Merz ging auch auf die im Rahmen des NATO-Gipfels mit den USA erzielte Einigung ein und sagte, Deutschland werde Tomahawk-Marschflugkörper von den USA kaufen und diese in Deutschland stationieren. Er fügte hinzu: "Damit schließen wir eine wichtige strategische Lücke in unserer Verteidigung. Gleichzeitig werden wir daran arbeiten, unsere eigenen europäischen Systeme zu entwickeln und in Europa zu stationieren."
Merz betonte, dass die NATO ein transatlantisches Bündnis bleiben werde, und erklärte, die europäischen Länder könnten ihre Sicherheit nicht anderen überlassen. "Wir sind in erster Linie selbst für unsere Sicherheit verantwortlich", sagte er.
Merz berichtete weiter, dass Deutschland auch seine Rüstungsindustrie stärken wolle.

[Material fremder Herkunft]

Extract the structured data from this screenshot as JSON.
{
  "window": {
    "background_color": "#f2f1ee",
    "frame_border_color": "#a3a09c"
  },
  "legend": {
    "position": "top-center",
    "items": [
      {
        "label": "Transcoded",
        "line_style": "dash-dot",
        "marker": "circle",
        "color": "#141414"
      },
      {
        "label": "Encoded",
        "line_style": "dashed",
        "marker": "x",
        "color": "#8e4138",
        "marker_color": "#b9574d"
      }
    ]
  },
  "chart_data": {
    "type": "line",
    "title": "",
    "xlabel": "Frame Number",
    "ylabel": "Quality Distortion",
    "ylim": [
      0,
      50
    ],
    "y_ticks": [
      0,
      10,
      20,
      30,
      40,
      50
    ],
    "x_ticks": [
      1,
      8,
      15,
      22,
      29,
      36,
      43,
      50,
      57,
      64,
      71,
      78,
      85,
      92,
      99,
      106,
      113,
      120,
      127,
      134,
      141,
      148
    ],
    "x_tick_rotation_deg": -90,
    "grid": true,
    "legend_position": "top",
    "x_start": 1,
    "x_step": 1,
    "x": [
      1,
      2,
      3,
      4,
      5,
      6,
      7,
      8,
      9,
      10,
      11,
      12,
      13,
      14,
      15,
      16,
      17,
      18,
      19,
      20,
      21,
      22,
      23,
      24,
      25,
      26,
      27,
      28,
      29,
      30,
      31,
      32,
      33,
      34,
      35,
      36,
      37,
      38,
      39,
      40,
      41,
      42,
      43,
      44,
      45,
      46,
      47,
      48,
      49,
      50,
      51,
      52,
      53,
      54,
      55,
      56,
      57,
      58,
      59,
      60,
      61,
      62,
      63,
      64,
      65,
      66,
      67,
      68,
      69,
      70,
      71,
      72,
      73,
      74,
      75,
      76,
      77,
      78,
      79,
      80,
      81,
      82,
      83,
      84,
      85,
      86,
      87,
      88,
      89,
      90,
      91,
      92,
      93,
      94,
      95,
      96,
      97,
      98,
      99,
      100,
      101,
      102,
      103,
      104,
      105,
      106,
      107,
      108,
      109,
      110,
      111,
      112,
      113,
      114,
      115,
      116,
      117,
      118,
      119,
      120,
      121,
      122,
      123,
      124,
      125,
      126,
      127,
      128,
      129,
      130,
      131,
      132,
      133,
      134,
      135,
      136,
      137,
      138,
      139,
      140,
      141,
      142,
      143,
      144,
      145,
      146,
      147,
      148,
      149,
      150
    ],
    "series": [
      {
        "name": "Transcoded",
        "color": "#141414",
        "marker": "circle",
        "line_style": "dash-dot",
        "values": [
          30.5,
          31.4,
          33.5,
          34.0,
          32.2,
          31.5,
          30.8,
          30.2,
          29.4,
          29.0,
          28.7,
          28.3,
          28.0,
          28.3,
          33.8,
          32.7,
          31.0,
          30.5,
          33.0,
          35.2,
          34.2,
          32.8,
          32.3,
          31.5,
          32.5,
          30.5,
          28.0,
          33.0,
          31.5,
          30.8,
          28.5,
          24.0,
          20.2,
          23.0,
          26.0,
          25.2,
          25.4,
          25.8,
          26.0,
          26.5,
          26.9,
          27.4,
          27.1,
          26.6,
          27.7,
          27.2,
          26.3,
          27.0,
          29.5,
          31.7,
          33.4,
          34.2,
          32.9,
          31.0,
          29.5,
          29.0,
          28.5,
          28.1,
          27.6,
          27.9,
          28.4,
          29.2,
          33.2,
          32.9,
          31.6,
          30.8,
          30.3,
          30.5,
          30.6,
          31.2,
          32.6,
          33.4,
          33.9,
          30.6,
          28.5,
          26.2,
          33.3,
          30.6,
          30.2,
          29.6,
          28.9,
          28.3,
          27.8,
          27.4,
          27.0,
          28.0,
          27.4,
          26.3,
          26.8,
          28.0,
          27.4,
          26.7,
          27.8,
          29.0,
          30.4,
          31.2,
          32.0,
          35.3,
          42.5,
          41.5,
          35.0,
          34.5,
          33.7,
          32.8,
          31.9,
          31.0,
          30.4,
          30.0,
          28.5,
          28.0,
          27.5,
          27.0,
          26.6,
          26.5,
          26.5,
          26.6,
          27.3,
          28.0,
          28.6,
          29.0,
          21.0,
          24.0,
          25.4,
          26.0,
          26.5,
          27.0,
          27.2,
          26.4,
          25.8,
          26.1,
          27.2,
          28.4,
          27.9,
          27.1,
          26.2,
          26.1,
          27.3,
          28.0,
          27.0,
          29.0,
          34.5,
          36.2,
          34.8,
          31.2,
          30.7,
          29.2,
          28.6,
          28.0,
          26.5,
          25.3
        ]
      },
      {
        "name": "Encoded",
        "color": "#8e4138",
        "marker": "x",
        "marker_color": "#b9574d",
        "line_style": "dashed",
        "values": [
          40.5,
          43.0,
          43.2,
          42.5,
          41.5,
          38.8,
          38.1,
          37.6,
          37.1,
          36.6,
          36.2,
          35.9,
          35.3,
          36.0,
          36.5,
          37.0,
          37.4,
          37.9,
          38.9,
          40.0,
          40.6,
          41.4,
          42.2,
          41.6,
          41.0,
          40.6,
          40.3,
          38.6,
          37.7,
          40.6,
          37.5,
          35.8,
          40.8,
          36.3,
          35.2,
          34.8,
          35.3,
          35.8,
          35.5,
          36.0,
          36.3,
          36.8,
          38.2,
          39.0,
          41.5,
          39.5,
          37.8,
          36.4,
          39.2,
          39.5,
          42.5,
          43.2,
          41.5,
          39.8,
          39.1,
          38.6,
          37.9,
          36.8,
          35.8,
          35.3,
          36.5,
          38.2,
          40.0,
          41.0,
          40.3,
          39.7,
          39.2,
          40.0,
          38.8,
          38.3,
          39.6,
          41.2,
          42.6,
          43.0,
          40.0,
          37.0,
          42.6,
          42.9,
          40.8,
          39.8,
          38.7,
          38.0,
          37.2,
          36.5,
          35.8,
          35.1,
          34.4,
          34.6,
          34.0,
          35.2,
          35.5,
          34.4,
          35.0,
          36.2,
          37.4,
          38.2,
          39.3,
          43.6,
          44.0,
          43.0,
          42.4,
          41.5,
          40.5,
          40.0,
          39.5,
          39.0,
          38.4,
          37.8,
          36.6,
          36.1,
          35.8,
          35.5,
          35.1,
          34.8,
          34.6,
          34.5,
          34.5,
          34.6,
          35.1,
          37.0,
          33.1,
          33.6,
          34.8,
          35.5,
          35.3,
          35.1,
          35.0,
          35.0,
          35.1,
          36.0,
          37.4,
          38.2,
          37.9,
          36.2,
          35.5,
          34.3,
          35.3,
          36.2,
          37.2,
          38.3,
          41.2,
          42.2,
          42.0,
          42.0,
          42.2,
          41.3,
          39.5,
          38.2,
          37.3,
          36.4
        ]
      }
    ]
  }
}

Er erwähnte, dass der Auftrag Kanadas über 12 U-Boote an ein Konsortium aus deutschen und norwegischen Unternehmen eine der größten internationalen Exportvereinbarungen im Bereich der Rüstungsindustrie in der Geschichte des Landes sei und Tausenden von Menschen über viele Jahre hinweg Arbeitsplätze sichern werde.
In seiner Rede informierte Merz auch darüber, dass die Regierung umfassende Reformen in den Bereichen Wirtschaft, Steuern, Renten und Gesundheit vorbereite, und stellte fest, dass die Sicherheits- und Wirtschaftsprobleme, mit denen Deutschland konfrontiert sei, nur durch Strukturreformen überwunden werden könnten.